The connection between diet and depression is a lot stronger than you might assume, says a Columbia University psychiatrist.

In a recent video for Big Think, Dr. Drew Ramsey, author of Eat Complete: The 21 Nutrients That Fuel Brainpower, Boost Weight Loss, and Transform Your Health, as well as an assistant clinical professor of psychiatry at Columbia, detailed the research surrounding the topic.

Not only have people with depression and other mental disorders been found to be more likely suffering from nutritional deficiencies (particularly vitamin D), but repairing these gaps in diet has led to improvements in their symptoms. Elsewhere, other research has found that diets high in foods that cause inflammation are associated with a higher risk of depression in women. Overall, Ramsey estimates that the right sort of diet may reduce the risk of depression by as much as 50 percent.

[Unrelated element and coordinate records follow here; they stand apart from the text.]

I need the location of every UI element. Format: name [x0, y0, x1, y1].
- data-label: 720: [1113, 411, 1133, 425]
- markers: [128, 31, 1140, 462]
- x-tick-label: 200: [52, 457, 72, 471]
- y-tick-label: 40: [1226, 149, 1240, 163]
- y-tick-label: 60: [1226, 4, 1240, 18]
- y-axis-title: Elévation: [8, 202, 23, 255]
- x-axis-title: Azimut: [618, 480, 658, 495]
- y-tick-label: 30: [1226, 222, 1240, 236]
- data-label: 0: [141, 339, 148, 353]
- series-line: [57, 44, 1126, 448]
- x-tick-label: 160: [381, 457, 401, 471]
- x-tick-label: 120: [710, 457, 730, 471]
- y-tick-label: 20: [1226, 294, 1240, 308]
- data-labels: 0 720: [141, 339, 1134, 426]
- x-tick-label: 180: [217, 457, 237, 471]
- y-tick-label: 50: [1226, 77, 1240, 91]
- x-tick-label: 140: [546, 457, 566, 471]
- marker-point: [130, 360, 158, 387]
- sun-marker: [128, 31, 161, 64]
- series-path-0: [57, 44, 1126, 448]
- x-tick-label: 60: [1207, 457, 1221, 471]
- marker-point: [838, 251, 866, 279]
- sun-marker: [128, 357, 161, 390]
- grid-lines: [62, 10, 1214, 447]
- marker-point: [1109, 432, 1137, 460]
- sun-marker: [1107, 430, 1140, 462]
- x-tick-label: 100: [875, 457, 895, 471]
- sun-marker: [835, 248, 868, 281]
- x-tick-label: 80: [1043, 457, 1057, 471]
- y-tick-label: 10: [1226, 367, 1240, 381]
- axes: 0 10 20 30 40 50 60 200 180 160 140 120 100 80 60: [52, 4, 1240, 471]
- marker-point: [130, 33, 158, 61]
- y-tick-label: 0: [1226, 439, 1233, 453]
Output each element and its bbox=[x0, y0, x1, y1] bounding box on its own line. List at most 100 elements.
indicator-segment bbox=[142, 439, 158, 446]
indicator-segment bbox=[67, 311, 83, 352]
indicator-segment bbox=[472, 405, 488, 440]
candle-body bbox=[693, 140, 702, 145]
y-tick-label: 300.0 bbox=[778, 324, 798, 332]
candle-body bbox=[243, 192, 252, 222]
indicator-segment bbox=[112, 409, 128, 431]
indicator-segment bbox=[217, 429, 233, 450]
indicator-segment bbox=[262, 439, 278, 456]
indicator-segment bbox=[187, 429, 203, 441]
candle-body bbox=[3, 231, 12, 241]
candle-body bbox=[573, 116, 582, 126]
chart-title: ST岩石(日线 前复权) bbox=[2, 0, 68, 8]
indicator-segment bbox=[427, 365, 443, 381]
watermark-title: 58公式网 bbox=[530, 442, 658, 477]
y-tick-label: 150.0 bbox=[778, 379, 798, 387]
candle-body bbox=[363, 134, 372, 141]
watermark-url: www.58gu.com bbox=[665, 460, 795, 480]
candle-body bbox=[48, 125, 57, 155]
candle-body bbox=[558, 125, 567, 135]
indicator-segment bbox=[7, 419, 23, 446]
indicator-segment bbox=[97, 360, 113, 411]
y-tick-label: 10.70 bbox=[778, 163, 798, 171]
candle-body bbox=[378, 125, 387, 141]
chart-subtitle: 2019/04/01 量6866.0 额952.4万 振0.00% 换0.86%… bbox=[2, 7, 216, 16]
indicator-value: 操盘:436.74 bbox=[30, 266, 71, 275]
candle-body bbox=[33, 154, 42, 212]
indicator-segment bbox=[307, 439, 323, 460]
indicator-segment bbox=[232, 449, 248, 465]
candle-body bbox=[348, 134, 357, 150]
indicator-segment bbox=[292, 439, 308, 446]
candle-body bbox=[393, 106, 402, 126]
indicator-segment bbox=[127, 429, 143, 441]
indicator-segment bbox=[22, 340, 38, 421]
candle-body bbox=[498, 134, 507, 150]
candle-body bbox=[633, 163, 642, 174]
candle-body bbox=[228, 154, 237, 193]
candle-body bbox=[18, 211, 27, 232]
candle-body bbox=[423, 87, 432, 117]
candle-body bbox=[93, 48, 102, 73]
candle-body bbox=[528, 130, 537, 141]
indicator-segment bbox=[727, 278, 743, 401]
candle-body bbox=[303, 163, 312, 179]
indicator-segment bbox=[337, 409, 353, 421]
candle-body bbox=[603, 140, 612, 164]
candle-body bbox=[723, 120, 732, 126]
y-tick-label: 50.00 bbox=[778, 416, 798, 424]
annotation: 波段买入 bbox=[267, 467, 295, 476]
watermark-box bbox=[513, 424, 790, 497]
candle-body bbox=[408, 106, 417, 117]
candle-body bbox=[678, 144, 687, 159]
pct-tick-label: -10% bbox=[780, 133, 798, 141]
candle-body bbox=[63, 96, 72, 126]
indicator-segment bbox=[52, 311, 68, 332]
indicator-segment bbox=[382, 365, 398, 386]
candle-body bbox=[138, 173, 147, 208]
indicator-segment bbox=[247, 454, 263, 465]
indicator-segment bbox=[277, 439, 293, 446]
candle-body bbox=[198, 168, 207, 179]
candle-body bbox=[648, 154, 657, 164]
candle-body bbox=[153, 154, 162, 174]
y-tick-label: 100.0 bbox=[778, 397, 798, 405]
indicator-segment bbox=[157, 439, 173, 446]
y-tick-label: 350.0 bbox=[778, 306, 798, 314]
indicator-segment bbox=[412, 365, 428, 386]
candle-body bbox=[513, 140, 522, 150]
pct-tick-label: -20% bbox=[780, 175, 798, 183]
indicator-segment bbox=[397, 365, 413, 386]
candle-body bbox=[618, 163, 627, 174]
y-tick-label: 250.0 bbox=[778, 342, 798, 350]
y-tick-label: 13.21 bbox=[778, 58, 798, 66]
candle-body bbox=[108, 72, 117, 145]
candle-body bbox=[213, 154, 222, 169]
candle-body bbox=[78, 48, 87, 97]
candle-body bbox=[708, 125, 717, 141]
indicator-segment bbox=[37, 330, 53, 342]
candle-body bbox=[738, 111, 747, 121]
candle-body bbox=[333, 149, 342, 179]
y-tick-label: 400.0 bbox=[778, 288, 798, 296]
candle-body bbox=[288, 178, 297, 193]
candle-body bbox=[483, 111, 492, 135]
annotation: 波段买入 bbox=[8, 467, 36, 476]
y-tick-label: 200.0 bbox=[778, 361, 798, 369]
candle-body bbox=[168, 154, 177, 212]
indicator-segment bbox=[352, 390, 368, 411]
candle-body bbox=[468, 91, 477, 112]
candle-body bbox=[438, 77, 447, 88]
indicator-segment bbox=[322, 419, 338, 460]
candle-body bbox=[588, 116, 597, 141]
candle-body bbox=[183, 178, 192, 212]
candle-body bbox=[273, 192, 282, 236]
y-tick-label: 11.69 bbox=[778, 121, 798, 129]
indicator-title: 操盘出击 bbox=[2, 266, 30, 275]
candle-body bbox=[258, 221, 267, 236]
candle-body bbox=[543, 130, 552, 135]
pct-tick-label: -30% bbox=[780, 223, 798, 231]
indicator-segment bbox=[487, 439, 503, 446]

As for what that right sort of diet is, Ramsey references a recent 2015 study which found that people who stuck to a modified Mediterranean diet — one that contained nuts, legumes, fruits and vegetables as well as a little red meat — were the least likely to develop depression over a ten-year period, particularly for those who already had Type 2 diabetes.

In the end, Ramsey notes, it’s really about making sure your dinner plate is chock full of leafy greens and nutritionally dense foods — all important fuels for a healthy brain.